Distance is what we experience on this stretch. Distance with a capital D. Often we cycled 40 km without a sign of a house or shop. The terrain was quite hilly with bullet straight roads cutting through the panorama as far as the eye could see. On one occasion we took a dirt road for variety, and Kurt happened to find his idea of a short cut!

Dirt road we chose to take
Kurt's shortcut!

Bla bla text 

Typical features on the roads (when there are any) are roadhouses and borracharías. Roadhouses are great stops for lunch. A standard meal is a T-bone steak, fried egg, minced meat patties, salad buffet, chicken casserole, rice and beans … all for the incredible amount of 2 or 3 Euros.

borracharía in Spain would probably be where you would go to get drunk… but in Brazil, it’s where you get your puncture fixed. Then again, cars in Brazil are turned on booze and alcohol from sugar cane is the cheapest fuel on the market… so there could be some linguistic connection there!

Sugarcane alcohol is the cheapest fuel on the market!

Both roadhouses and filling stations are ideal campgrounds as they provide showers and there’s always a grassy spot for a wee tent. When out of town, wild camping assumes a whole new meaning in Brazil…

You just never know who might pop in!

Just as we left the state of São Paulo and the best breakfast in Brazil (Hotel Itararé), and entered the state of Paraná, Darina started the habit of midday fresh water swimming. This time, alas with her prized camera. If any of the pictures have a characteristic underwater look, you’ll understand. A network of rivers and waterfalls, with private natural pools and Jacuzzis, at a safe distance from bored press photographers, provided us with very welcome respites from the heat.

Yes, the heat! There were a few overcast days with temperatures in the 20s – perfect cycling weather for Darina. But then there have been a whole lot more sun shiny days of 35 to 40 degrees Celsius – perfect cycling weather for Kurt. On such days, 6 liters of Coca cola are converted into sweat or perspiration, (as the case may be) between the hours of 11am and 3pm.

 

After 1100km and almost 3 weeks pedaling through farmland, we arrived to the exciting skyline of Foz do Iguaçu, right on the border with Argentina and Paraguay. This city has quadrupled in size as a result of the construction of the world’s largest hydroelectric power station at Itaipu. The plant provides 25% of the electricity consumed by the whole of Brazil and 90 % of that of Paraguay. This huge project boasts a dam 7.7km long and 196m high. The construction iron and steel used at Itaipu would be sufficient to build 380 Eiffel towers. Big is the word. 1500 tourists visit the factory every day and are shuttled around in a convoy of air-conditioned bused to get a feel for these immense dimensions.

One may ask: why spend 3 weeks on a bike in never-never land? But when the carrot is a sight as spectacular as the Iguaçu waterfalls, all is revealed. Definitely worth the detour – the pictures speak for themselves.

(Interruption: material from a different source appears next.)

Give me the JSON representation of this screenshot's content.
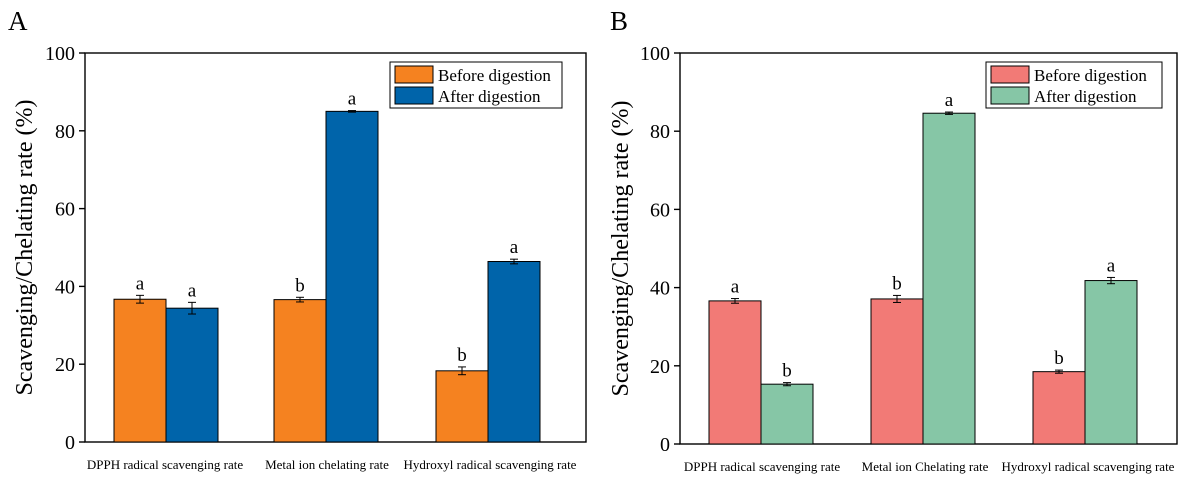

The beautiful Iguaçu Falls
Well-worth the effort!
View from the Argentine side
Iguazu Brazil
View from the Brazilian side

Now as we leave Brazil, we would like to thank all the Brazilians for their fabulous support and welcome. We’ve had people jump out of their cars to shake our hands, shouts of congratulations from all angles and numerous invitations to camp and stay overnight. For all your Emails and cheers – Muito obrigado and Parabens to YOU!

All in all, it has been great to wake up in the morning and smell the coffee… in Brazil!

 

The next leg will lead us through Paraguay, Missiones in Argentina, Southern Brazil and Uruguay, to reach Buenos Aires to ring in the New Year. We’ll keep you posted.